Background: Arterial stiffness increases with age and contributes to the pathogenesis of systolic hypertension and cardiovascular disease in the elderly. Knowledge about the pathophysiological processes that determine arterial stiffness may help guide therapeutic approaches.
Methods and results: We related 7 circulating biomarkers representing distinct biological pathways (C-reactive protein, aldosterone-to-renin ratio, N-terminal proatrial natriuretic peptide and B-type natriuretic peptide, plasminogen activator inhibitor-1, fibrinogen, and homocysteine) to 5 vascular function measures (central pulse pressure, carotid-femoral pulse-wave velocity, mean arterial pressure, forward pressure wave amplitude [all measures of conduit artery stiffness], and augmented pressure, an indicator of wave reflection) in 2000 Framingham Offspring Study participants (mean age, 61 years; 55% women). Tonometry measures were obtained on average 3 years after the biomarkers were measured. In multivariable linear regression models adjusting for covariates, the biomarker panel was significantly associated with all 5 vascular measures (P<0.003 for all). On backward elimination, the aldosterone-to-renin ratio was positively associated with each stiffness measure (P< or =0.002 for all). In addition, C-reactive protein was positively related to augmented pressure (P=0.0003), whereas plasminogen activator inhibitor-1 was positively associated with mean arterial pressure (P=0.003), central pulse pressure (P=0.001), and forward pressure wave (P=0.01).

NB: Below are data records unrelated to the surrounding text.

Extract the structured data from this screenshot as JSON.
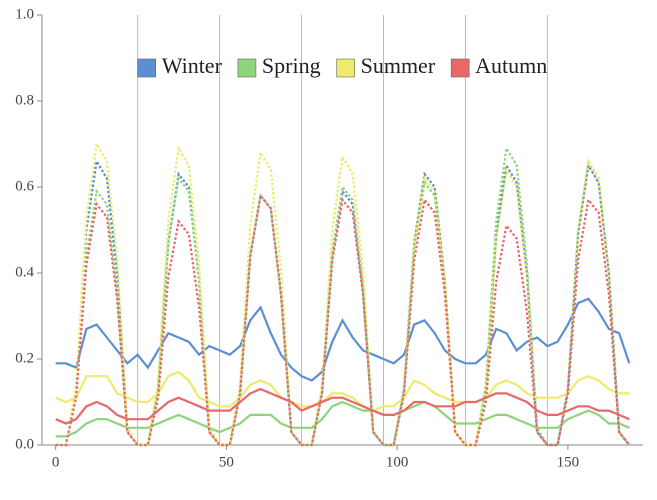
{
  "chart_data": {
    "type": "line",
    "x": [
      0,
      3,
      6,
      9,
      12,
      15,
      18,
      21,
      24,
      27,
      30,
      33,
      36,
      39,
      42,
      45,
      48,
      51,
      54,
      57,
      60,
      63,
      66,
      69,
      72,
      75,
      78,
      81,
      84,
      87,
      90,
      93,
      96,
      99,
      102,
      105,
      108,
      111,
      114,
      117,
      120,
      123,
      126,
      129,
      132,
      135,
      138,
      141,
      144,
      147,
      150,
      153,
      156,
      159,
      162,
      165,
      168
    ],
    "xlim": [
      -4,
      172
    ],
    "xticks": [
      0,
      50,
      100,
      150
    ],
    "xgrid": [
      24,
      48,
      72,
      96,
      120,
      144
    ],
    "ylim": [
      0,
      1
    ],
    "yticks": [
      {
        "value": 0,
        "label": "0.0"
      },
      0.2,
      0.4,
      0.6,
      0.8,
      {
        "value": 1,
        "label": "1.0"
      }
    ],
    "legend": "top",
    "series": [
      {
        "name": "Winter",
        "color": "#5b8fd1",
        "values": [
          0.19,
          0.19,
          0.18,
          0.27,
          0.28,
          0.25,
          0.22,
          0.19,
          0.21,
          0.18,
          0.22,
          0.26,
          0.25,
          0.24,
          0.21,
          0.23,
          0.22,
          0.21,
          0.23,
          0.29,
          0.32,
          0.26,
          0.21,
          0.18,
          0.16,
          0.15,
          0.17,
          0.24,
          0.29,
          0.25,
          0.22,
          0.21,
          0.2,
          0.19,
          0.21,
          0.28,
          0.29,
          0.26,
          0.22,
          0.2,
          0.19,
          0.19,
          0.21,
          0.27,
          0.26,
          0.22,
          0.24,
          0.25,
          0.23,
          0.24,
          0.28,
          0.33,
          0.34,
          0.31,
          0.27,
          0.26,
          0.19
        ],
        "peak_values": [
          0,
          0,
          0.13,
          0.5,
          0.66,
          0.62,
          0.4,
          0.03,
          0,
          0,
          0.13,
          0.47,
          0.63,
          0.6,
          0.38,
          0.03,
          0,
          0,
          0.12,
          0.44,
          0.58,
          0.55,
          0.35,
          0.03,
          0,
          0,
          0.12,
          0.44,
          0.59,
          0.56,
          0.36,
          0.03,
          0,
          0,
          0.13,
          0.47,
          0.63,
          0.6,
          0.38,
          0.03,
          0,
          0,
          0.13,
          0.49,
          0.65,
          0.61,
          0.4,
          0.03,
          0,
          0,
          0.13,
          0.49,
          0.65,
          0.61,
          0.4,
          0.03,
          0
        ]
      },
      {
        "name": "Spring",
        "color": "#8fd47a",
        "values": [
          0.02,
          0.02,
          0.03,
          0.05,
          0.06,
          0.06,
          0.05,
          0.04,
          0.04,
          0.04,
          0.05,
          0.06,
          0.07,
          0.06,
          0.05,
          0.04,
          0.03,
          0.04,
          0.05,
          0.07,
          0.07,
          0.07,
          0.05,
          0.04,
          0.04,
          0.04,
          0.06,
          0.09,
          0.1,
          0.09,
          0.08,
          0.08,
          0.07,
          0.07,
          0.08,
          0.09,
          0.1,
          0.09,
          0.07,
          0.05,
          0.05,
          0.05,
          0.06,
          0.07,
          0.07,
          0.06,
          0.05,
          0.04,
          0.04,
          0.04,
          0.06,
          0.07,
          0.08,
          0.07,
          0.05,
          0.05,
          0.04
        ],
        "peak_values": [
          0,
          0,
          0.12,
          0.44,
          0.59,
          0.56,
          0.36,
          0.03,
          0,
          0,
          0.13,
          0.47,
          0.62,
          0.59,
          0.38,
          0.03,
          0,
          0,
          0.12,
          0.44,
          0.58,
          0.55,
          0.35,
          0.03,
          0,
          0,
          0.12,
          0.45,
          0.6,
          0.57,
          0.37,
          0.03,
          0,
          0,
          0.12,
          0.46,
          0.61,
          0.58,
          0.37,
          0.03,
          0,
          0,
          0.14,
          0.52,
          0.69,
          0.65,
          0.42,
          0.04,
          0,
          0,
          0.13,
          0.5,
          0.66,
          0.62,
          0.4,
          0.03,
          0
        ]
      },
      {
        "name": "Summer",
        "color": "#eeea6a",
        "values": [
          0.11,
          0.1,
          0.11,
          0.16,
          0.16,
          0.16,
          0.12,
          0.11,
          0.1,
          0.1,
          0.12,
          0.16,
          0.17,
          0.15,
          0.11,
          0.1,
          0.09,
          0.09,
          0.11,
          0.14,
          0.15,
          0.14,
          0.11,
          0.1,
          0.09,
          0.09,
          0.1,
          0.12,
          0.12,
          0.11,
          0.09,
          0.08,
          0.09,
          0.09,
          0.11,
          0.15,
          0.14,
          0.12,
          0.11,
          0.1,
          0.1,
          0.1,
          0.11,
          0.14,
          0.15,
          0.14,
          0.12,
          0.11,
          0.11,
          0.11,
          0.12,
          0.15,
          0.16,
          0.15,
          0.13,
          0.12,
          0.12
        ],
        "peak_values": [
          0,
          0,
          0.14,
          0.53,
          0.7,
          0.66,
          0.43,
          0.04,
          0,
          0,
          0.14,
          0.52,
          0.69,
          0.65,
          0.42,
          0.04,
          0,
          0,
          0.14,
          0.51,
          0.68,
          0.64,
          0.41,
          0.03,
          0,
          0,
          0.14,
          0.5,
          0.67,
          0.63,
          0.41,
          0.03,
          0,
          0,
          0.13,
          0.47,
          0.62,
          0.59,
          0.38,
          0.03,
          0,
          0,
          0.13,
          0.48,
          0.64,
          0.6,
          0.39,
          0.03,
          0,
          0,
          0.13,
          0.5,
          0.66,
          0.62,
          0.4,
          0.03,
          0
        ]
      },
      {
        "name": "Autumn",
        "color": "#e8686a",
        "values": [
          0.06,
          0.05,
          0.06,
          0.09,
          0.1,
          0.09,
          0.07,
          0.06,
          0.06,
          0.06,
          0.08,
          0.1,
          0.11,
          0.1,
          0.09,
          0.08,
          0.08,
          0.08,
          0.1,
          0.12,
          0.13,
          0.12,
          0.11,
          0.1,
          0.08,
          0.09,
          0.1,
          0.11,
          0.11,
          0.1,
          0.09,
          0.08,
          0.07,
          0.07,
          0.08,
          0.1,
          0.1,
          0.09,
          0.09,
          0.09,
          0.1,
          0.1,
          0.11,
          0.12,
          0.12,
          0.11,
          0.1,
          0.08,
          0.07,
          0.07,
          0.08,
          0.09,
          0.09,
          0.08,
          0.08,
          0.07,
          0.06
        ],
        "peak_values": [
          0,
          0,
          0.11,
          0.42,
          0.56,
          0.53,
          0.34,
          0.03,
          0,
          0,
          0.11,
          0.39,
          0.52,
          0.49,
          0.32,
          0.03,
          0,
          0,
          0.12,
          0.44,
          0.58,
          0.55,
          0.35,
          0.03,
          0,
          0,
          0.12,
          0.43,
          0.57,
          0.54,
          0.35,
          0.03,
          0,
          0,
          0.12,
          0.43,
          0.57,
          0.54,
          0.35,
          0.03,
          0,
          0,
          0.1,
          0.38,
          0.51,
          0.48,
          0.31,
          0.03,
          0,
          0,
          0.12,
          0.43,
          0.57,
          0.54,
          0.35,
          0.03,
          0
        ]
      }
    ]
  }
}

Conclusions: Our cross-sectional data on a community-based sample suggest a distinctive pattern of positive associations of biomarkers of renin-angiotensin-aldosterone system activation with pan-arterial vascular stiffness, plasminogen activator inhibitor-1 with central vascular stiffness indices, and C-reactive protein with wave reflection. These observations support the notion of differential influences of biological pathways on vascular stiffness measures.